The woman who wasn’t goes to prison
July 13, 2017
• Stockton woman clones a new identity to steal
• Gets three years
It took a lot of work for Patricia Ramona Vasquez, 37, of Stockton to become someone else. And now that work has been rewarded with a three-year federal prison sentence.
Ms. Vasquez did it to steal, prosecutors say.
In addition to the prison sentence, U.S. District Judge Morrison England Jr. ordered her to pay $30,971 in restitution.
U.S. Attorney Phillip Talbert says Ms. Vasquez was found guilty of bank fraud, aggravated identity theft, and mail fraud.

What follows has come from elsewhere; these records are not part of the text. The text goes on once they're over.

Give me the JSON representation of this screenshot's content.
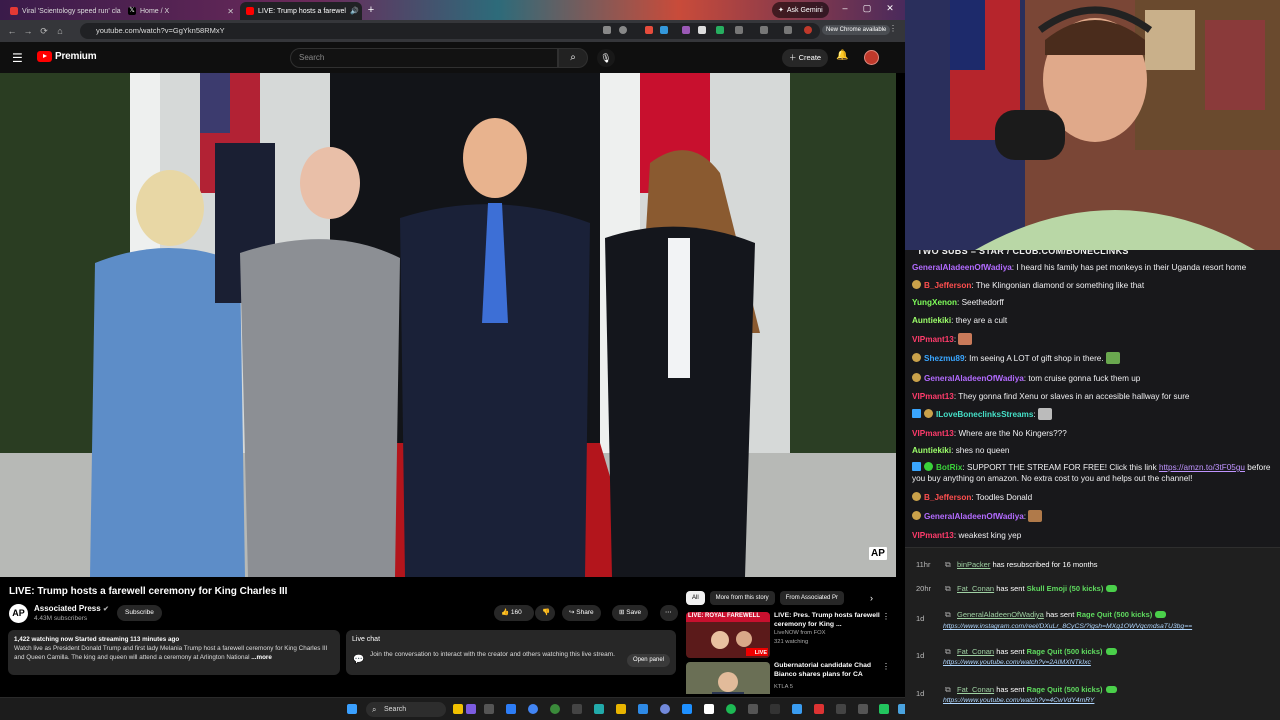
{
  "browser": {
    "tabs": [
      {
        "label": "Viral 'Scientology speed run' cla",
        "color": "#e53935"
      },
      {
        "label": "Home / X",
        "color": "#ffffff"
      },
      {
        "label": "LIVE: Trump hosts a farewel",
        "color": "#ff0000"
      }
    ],
    "new_tab": "+",
    "ask_gemini": "Ask Gemini",
    "url": "youtube.com/watch?v=GgYkn58RMxY",
    "new_chrome": "New Chrome available"
  },
  "youtube": {
    "logo": "Premium",
    "search_placeholder": "Search",
    "create_label": "Create",
    "video_title": "LIVE: Trump hosts a farewell ceremony for King Charles III",
    "channel": {
      "name": "Associated Press",
      "subs": "4.43M subscribers",
      "avatar_text": "AP"
    },
    "subscribe_label": "Subscribe",
    "likes": "160",
    "share_label": "Share",
    "save_label": "Save",
    "watermark": "AP",
    "description": {
      "stats": "1,422 watching now  Started streaming 113 minutes ago",
      "text": "Watch live as President Donald Trump and first lady Melania Trump host a farewell ceremony for King Charles III and Queen Camilla. The king and queen will attend a ceremony at Arlington National",
      "more": "...more"
    },
    "live_chat": {
      "heading": "Live chat",
      "text": "Join the conversation to interact with the creator and others watching this live stream.",
      "button": "Open panel"
    },
    "chips": [
      "All",
      "More from this story",
      "From Associated Pr"
    ],
    "recommendations": [
      {
        "thumb_label": "LIVE: ROYAL FAREWELL",
        "title": "LIVE: Pres. Trump hosts farewell ceremony for King ...",
        "channel": "LiveNOW from FOX",
        "meta": "321 watching",
        "badge": "LIVE"
      },
      {
        "title": "Gubernatorial candidate Chad Bianco shares plans for CA",
        "channel": "KTLA 5"
      }
    ]
  },
  "taskbar": {
    "search": "Search"
  },
  "stream": {
    "banner": "TWO SUBS = STAR / CLUB.COM/BONECLINKS",
    "chat": [
      {
        "user": "GeneralAladeenOfWadiya",
        "color": "#b36bff",
        "text": "I heard his family has pet monkeys in their Uganda resort home",
        "badge": false
      },
      {
        "user": "B_Jefferson",
        "color": "#ff4f4f",
        "text": "The Klingonian diamond or something like that",
        "badge": true
      },
      {
        "user": "YungXenon",
        "color": "#7fff5a",
        "text": "Seethedorff",
        "badge": false
      },
      {
        "user": "Auntiekiki",
        "color": "#9cff6a",
        "text": "they are a cult",
        "badge": false
      },
      {
        "user": "VIPmant13",
        "color": "#ff3b6b",
        "text": "",
        "badge": false,
        "emote": true
      },
      {
        "user": "Shezmu89",
        "color": "#3aa6ff",
        "text": "Im seeing A LOT of gift shop in there.",
        "badge": true,
        "emote": true
      },
      {
        "user": "GeneralAladeenOfWadiya",
        "color": "#b36bff",
        "text": "tom cruise gonna fuck them up",
        "badge": true
      },
      {
        "user": "VIPmant13",
        "color": "#ff3b6b",
        "text": "They gonna find Xenu or slaves in an accesible hallway for sure",
        "badge": false
      },
      {
        "user": "ILoveBoneclinksStreams",
        "color": "#45e0c8",
        "text": "",
        "badge": true,
        "emote": true
      },
      {
        "user": "VIPmant13",
        "color": "#ff3b6b",
        "text": "Where are the No Kingers???",
        "badge": false
      },
      {
        "user": "Auntiekiki",
        "color": "#9cff6a",
        "text": "shes no queen",
        "badge": false
      },
      {
        "user": "BotRix",
        "color": "#3ad13a",
        "text": "SUPPORT THE STREAM FOR FREE! Click this link",
        "link": "https://amzn.to/3tF05gu",
        "text2": "before you buy anything on amazon. No extra cost to you and helps out the channel!",
        "badge": true
      },
      {
        "user": "B_Jefferson",
        "color": "#ff4f4f",
        "text": "Toodles Donald",
        "badge": true
      },
      {
        "user": "GeneralAladeenOfWadiya",
        "color": "#b36bff",
        "text": "",
        "badge": true,
        "emote": true
      },
      {
        "user": "VIPmant13",
        "color": "#ff3b6b",
        "text": "weakest king yep",
        "badge": false
      }
    ],
    "events": [
      {
        "time": "11hr",
        "name": "binPacker",
        "action": "has resubscribed for 16 months"
      },
      {
        "time": "20hr",
        "name": "Fat_Conan",
        "action": "has sent",
        "gift": "Skull Emoji (50 kicks)"
      },
      {
        "time": "1d",
        "name": "GeneralAladeenOfWadiya",
        "action": "has sent",
        "gift": "Rage Quit (500 kicks)",
        "link": "https://www.instagram.com/reel/DXuLr_8CyCS/?igsh=MXg1OWVqcmdsaTU3bg=="
      },
      {
        "time": "1d",
        "name": "Fat_Conan",
        "action": "has sent",
        "gift": "Rage Quit (500 kicks)",
        "link": "https://www.youtube.com/watch?v=2AIMXNTkIxc"
      },
      {
        "time": "1d",
        "name": "Fat_Conan",
        "action": "has sent",
        "gift": "Rage Quit (500 kicks)",
        "link": "https://www.youtube.com/watch?v=4CwVdY4mRY"
      }
    ]
  }
}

According to court documents, between February and July of last year Ms. Vasquez targeted a woman with the same last name and obtained her mail to obtain documents and information to steal her identity. She then created an email address for her new identity. On April 4, 2016, Ms. Vasquez entered a DMV branch in Sacramento and claimed her California driver’s license was lost or stolen. In doing so, she obtained a genuine driver’s license with her own picture and the identity theft victim’s personal identifying information.
Using that false identity, on April 15 Ms. Vasquez bought a Nissan Altima from an auto dealership in Stockton, getting -- at the victim’s and creditors’ expense -- a car loan from Well Fargo Bank for $16,703.
It did not stop there. On May 20, 2016, as law enforcement was tightening its net, Ms. Vasquez opened accounts at Golden 1 Credit Union in Stockton using her phony California driver’s license number, the victim’s SSN, date of birth, true residence address, and signature. After opening the credit union accounts, she deposited stolen and altered checks to obtain cash.